De boekdrukkunst begon in Gouda voor het eerst bekend te worden en in gebruik te komen in het huis van de Collatiebroeders. Voorheen was deze in Holland aan weinigen, of beter aan niemand bekend. Wat er toen aan boeken in gebruik was, werd in een continue productie met grote ijver geschreven door de monniken.

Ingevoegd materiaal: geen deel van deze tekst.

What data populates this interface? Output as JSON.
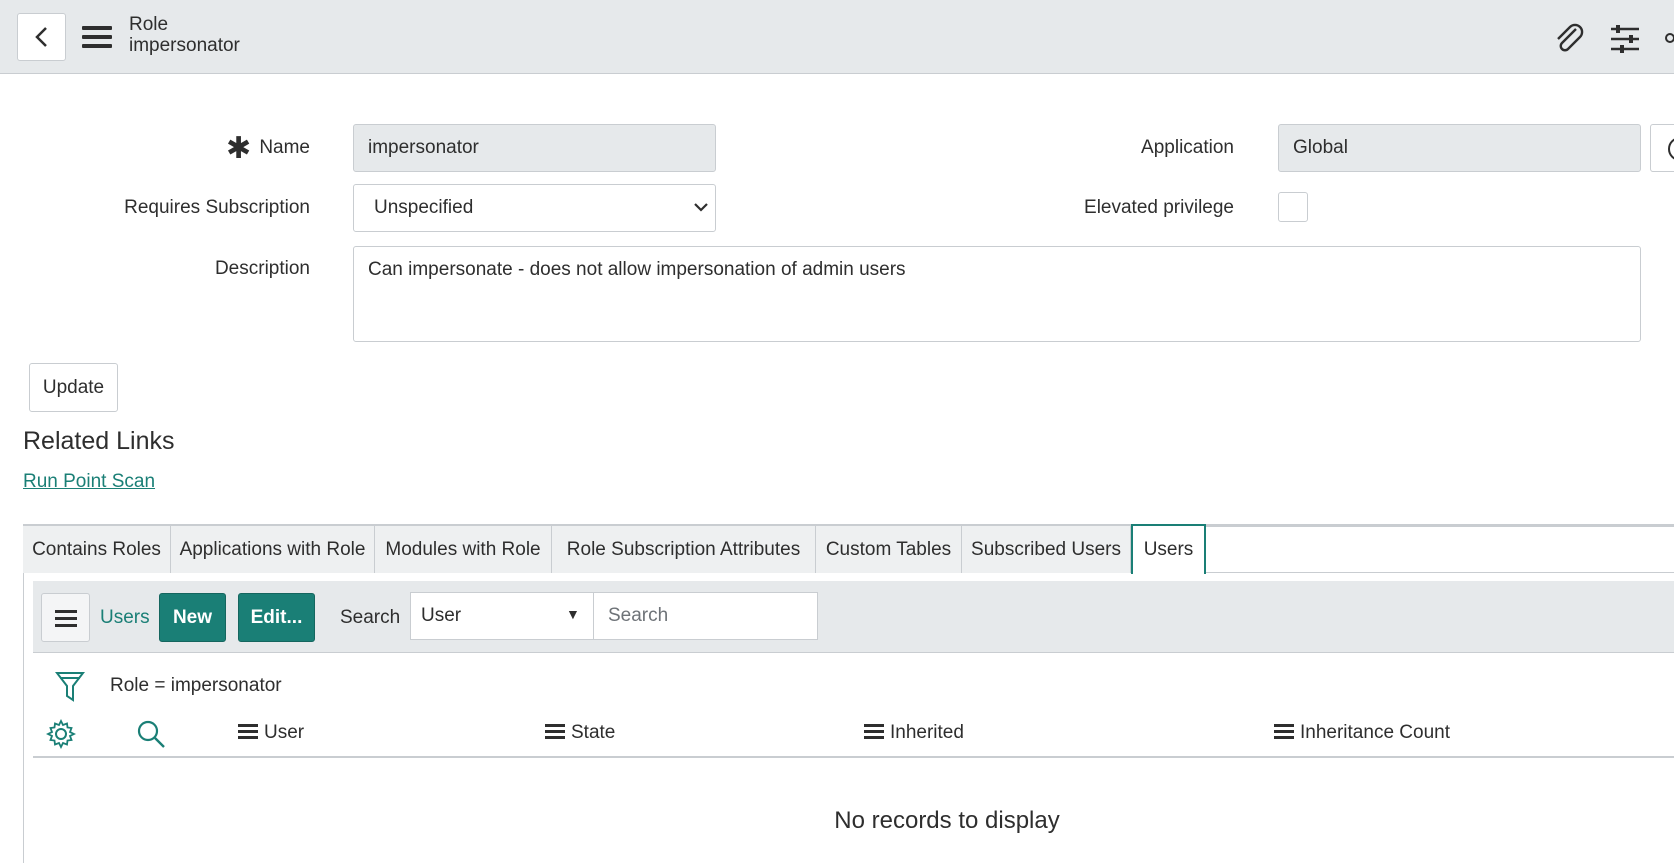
{
  "header": {
    "title": "Role",
    "subtitle": "impersonator"
  },
  "form": {
    "name_label": "Name",
    "required_mark": "✱",
    "name_value": "impersonator",
    "application_label": "Application",
    "application_value": "Global",
    "requires_subscription_label": "Requires Subscription",
    "requires_subscription_value": "Unspecified",
    "elevated_privilege_label": "Elevated privilege",
    "description_label": "Description",
    "description_value": "Can impersonate - does not allow impersonation of admin users",
    "update_label": "Update"
  },
  "related_links": {
    "title": "Related Links",
    "links": [
      "Run Point Scan"
    ]
  },
  "tabs": [
    {
      "label": "Contains Roles",
      "active": false
    },
    {
      "label": "Applications with Role",
      "active": false
    },
    {
      "label": "Modules with Role",
      "active": false
    },
    {
      "label": "Role Subscription Attributes",
      "active": false
    },
    {
      "label": "Custom Tables",
      "active": false
    },
    {
      "label": "Subscribed Users",
      "active": false
    },
    {
      "label": "Users",
      "active": true
    }
  ],
  "list": {
    "title": "Users",
    "new_label": "New",
    "edit_label": "Edit...",
    "search_label": "Search",
    "search_field": "User",
    "search_placeholder": "Search",
    "filter": "Role = impersonator",
    "columns": [
      "User",
      "State",
      "Inherited",
      "Inheritance Count"
    ],
    "empty_message": "No records to display"
  },
  "colors": {
    "accent": "#1a7f76",
    "header_bg": "#e6e9eb"
  }
}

De hoofdkerk van de stad, een opvallend gebouw door haar fraaie uiterlijk en haar zeer hoge toren, is wel tweemaal tot op de grond toe afgebrand, namelijk in 1512[1] door blikseminslag en in 1438 bij de brand die de hele stad in de as legde. Maar deze kerk, prachtig gerestaureerd, is nu te zien met haar schitterend uiterlijk.